Use natural light or soft fill. Use a large aperture lens on a DSLR that can give you shallow depth of field (like a fast 50mm). In processing, maintain or boost contrast and brightness (levels) while reducing saturation. No more to it than that. It's a fashionable look at the moment.
posted by normy at 8:10 AM on July 16, 2011


I can't speak to the software approaches described above, but definitely the wide-open aperture to get that really short depth of field.

No one's mentioned a good sense of composition and lighting, though. The guy seems to be good at finding or building nice compositions in the viewfinder, and he's good at working with his light sources (at least in many of the shots from the first link). A decent eye for texture, too.

Those things are just a matter of practise.

Also I suspect, as has been mentioned, that the effect of arranging the different pics beside each other like that adds something.
posted by TangoCharlie at 9:30 AM on July 16, 2011


I'm seeing the awkward bokeh, low contrast, and cropped field-of-view characteristic of old lenses adapted to digital bodies. That would be my guess.

Here is a Flickr pool called "C-Mount on Micro 4/3," where you'll find similar examples. Look for the ones that clearly haven't been "auto toned" in Lightroom.
posted by tapesonthefloor at 9:49 AM on July 16, 2011


The guy in your blog link uses film, at least sometimes, according to his flickr. So the film grain may be real.

The vignetting and the low-fi look of some of these might be done in-camera with the right kind of camera (see lomography) or a lensbaby.
posted by DarkForest at 9:50 AM on July 16, 2011


Best answer: Yeah, a great deal of his images are film. For instance, all of the images in the post "Summer so far..." are film. Photos in "The 4th..." are digital.

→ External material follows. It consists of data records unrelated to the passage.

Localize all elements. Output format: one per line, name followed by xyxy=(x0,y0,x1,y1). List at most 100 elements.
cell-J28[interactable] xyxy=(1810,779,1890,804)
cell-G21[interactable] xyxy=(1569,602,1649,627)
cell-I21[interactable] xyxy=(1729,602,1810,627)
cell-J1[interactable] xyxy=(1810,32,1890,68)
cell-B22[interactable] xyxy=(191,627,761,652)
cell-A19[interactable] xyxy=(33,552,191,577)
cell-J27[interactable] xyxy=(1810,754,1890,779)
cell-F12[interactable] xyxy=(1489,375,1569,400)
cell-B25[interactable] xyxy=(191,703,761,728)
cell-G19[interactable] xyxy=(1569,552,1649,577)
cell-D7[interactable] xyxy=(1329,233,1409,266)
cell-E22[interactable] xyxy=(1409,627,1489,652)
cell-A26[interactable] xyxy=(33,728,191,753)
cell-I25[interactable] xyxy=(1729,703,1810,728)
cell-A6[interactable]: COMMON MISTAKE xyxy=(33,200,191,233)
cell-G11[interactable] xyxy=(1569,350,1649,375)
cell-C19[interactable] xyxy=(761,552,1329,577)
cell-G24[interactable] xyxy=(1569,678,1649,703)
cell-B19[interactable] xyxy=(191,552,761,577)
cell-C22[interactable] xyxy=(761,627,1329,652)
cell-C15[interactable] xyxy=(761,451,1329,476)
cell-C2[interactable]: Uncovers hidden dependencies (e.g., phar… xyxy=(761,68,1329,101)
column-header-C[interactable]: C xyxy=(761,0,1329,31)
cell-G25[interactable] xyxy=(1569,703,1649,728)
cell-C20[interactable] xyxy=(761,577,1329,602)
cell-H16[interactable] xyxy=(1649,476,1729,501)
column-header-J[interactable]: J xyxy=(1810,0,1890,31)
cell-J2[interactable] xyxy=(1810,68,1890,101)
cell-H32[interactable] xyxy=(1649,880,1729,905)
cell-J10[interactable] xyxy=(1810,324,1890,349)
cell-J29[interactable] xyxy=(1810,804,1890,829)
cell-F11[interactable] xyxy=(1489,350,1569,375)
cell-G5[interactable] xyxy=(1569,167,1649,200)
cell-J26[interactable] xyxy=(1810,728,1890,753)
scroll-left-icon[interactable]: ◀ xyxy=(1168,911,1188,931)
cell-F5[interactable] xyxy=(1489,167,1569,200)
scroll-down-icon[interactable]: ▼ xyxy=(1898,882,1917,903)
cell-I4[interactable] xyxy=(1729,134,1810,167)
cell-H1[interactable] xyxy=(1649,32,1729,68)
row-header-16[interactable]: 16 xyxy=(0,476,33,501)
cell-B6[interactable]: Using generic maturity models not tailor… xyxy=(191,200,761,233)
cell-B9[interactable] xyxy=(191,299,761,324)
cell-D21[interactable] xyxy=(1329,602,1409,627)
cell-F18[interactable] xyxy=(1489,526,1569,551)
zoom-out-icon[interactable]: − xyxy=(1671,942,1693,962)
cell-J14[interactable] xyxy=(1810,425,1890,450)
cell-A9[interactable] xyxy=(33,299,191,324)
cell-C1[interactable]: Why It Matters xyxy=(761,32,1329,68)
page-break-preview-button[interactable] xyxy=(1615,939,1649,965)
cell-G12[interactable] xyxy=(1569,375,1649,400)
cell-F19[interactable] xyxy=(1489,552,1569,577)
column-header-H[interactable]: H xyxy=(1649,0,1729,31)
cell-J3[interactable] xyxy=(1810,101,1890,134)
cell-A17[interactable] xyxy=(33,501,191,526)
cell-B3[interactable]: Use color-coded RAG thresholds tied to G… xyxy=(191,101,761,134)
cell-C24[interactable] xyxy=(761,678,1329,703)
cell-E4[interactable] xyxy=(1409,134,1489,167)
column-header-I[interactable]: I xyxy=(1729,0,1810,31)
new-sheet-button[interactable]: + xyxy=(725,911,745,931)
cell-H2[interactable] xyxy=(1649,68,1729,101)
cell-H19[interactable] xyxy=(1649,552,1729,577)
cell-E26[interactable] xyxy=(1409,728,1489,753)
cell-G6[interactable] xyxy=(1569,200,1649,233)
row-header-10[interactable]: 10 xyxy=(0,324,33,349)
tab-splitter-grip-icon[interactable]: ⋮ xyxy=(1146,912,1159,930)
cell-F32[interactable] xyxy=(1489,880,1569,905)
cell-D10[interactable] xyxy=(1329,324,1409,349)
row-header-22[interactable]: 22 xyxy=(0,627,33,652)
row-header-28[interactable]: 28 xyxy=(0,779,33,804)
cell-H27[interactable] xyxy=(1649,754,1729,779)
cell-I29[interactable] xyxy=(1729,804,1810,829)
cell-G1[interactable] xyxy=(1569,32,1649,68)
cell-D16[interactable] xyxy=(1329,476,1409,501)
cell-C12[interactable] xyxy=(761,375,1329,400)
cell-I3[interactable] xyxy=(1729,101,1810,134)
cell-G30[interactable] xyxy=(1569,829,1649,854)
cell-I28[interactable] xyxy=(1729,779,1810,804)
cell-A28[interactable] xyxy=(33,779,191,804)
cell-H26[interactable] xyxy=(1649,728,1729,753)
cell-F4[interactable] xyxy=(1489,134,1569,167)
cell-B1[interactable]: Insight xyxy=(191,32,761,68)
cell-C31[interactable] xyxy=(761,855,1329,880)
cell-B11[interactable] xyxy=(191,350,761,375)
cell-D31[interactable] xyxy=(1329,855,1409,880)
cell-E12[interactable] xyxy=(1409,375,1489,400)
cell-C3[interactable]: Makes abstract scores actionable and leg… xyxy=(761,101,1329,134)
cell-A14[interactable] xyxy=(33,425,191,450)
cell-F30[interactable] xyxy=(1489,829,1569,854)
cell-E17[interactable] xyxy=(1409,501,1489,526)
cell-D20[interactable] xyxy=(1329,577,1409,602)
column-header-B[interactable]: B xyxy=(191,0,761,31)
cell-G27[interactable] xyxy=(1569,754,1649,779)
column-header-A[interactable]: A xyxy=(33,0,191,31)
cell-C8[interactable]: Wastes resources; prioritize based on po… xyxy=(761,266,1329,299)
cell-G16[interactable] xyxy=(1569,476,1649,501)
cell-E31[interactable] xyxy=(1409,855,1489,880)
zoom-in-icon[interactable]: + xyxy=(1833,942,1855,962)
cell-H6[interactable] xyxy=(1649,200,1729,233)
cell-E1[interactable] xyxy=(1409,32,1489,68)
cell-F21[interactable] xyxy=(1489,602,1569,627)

According to EXIF, the photographer's digital rig is a Canon 50D, and the most frequent lens he uses is the 50mm f/1.4 -- he shoots it wide open at 1.4 a great deal of time, usually in manual mode. The inside shots are usually around 400 to 800 ISO. As for film, he's using an Epson WorkForce to scan the images in.

Like lyra4 mentioned, you can view EXIF info on files for clues on what's going on. The Firefox add-on I use is FxIF.
posted by Hankins at 10:58 AM on July 16, 2011


huh. it appears they are all shot on film.

There's a chance they could be shot on Fuji Tungsten balanced film. I can't remember the product #, but that could give them that blue tone.

There's a lot of soft lighting, probably window light. He may be bouncing light back with a big white card in some of them, because the shadows are not super contrasty.

Medium low f-stop but I don't think these are wide open at all.
posted by sully75 at 11:03 AM on July 16, 2011


I can even go so far to say that the photographer is using color negative film (as opposed to transparency) because there are a few small white specks on the photos (they would be black if it was positive film) and I saw some cloning where a hair or something was on the scanner bed and it was removed in photoshop.

Looks like some post processing to boost saturation though.

You don't say what sort of camera you have.. but you should get a normal lens with a fast aperture for your camera.
posted by j03 at 11:37 AM on July 16, 2011


A lot of photos like that are largely the result of judicious application of canned Photoshop actions.
posted by ErikaB at 8:22 PM on July 16, 2011


Response by poster: Thanks all, lots to go on here, appreciate each answer!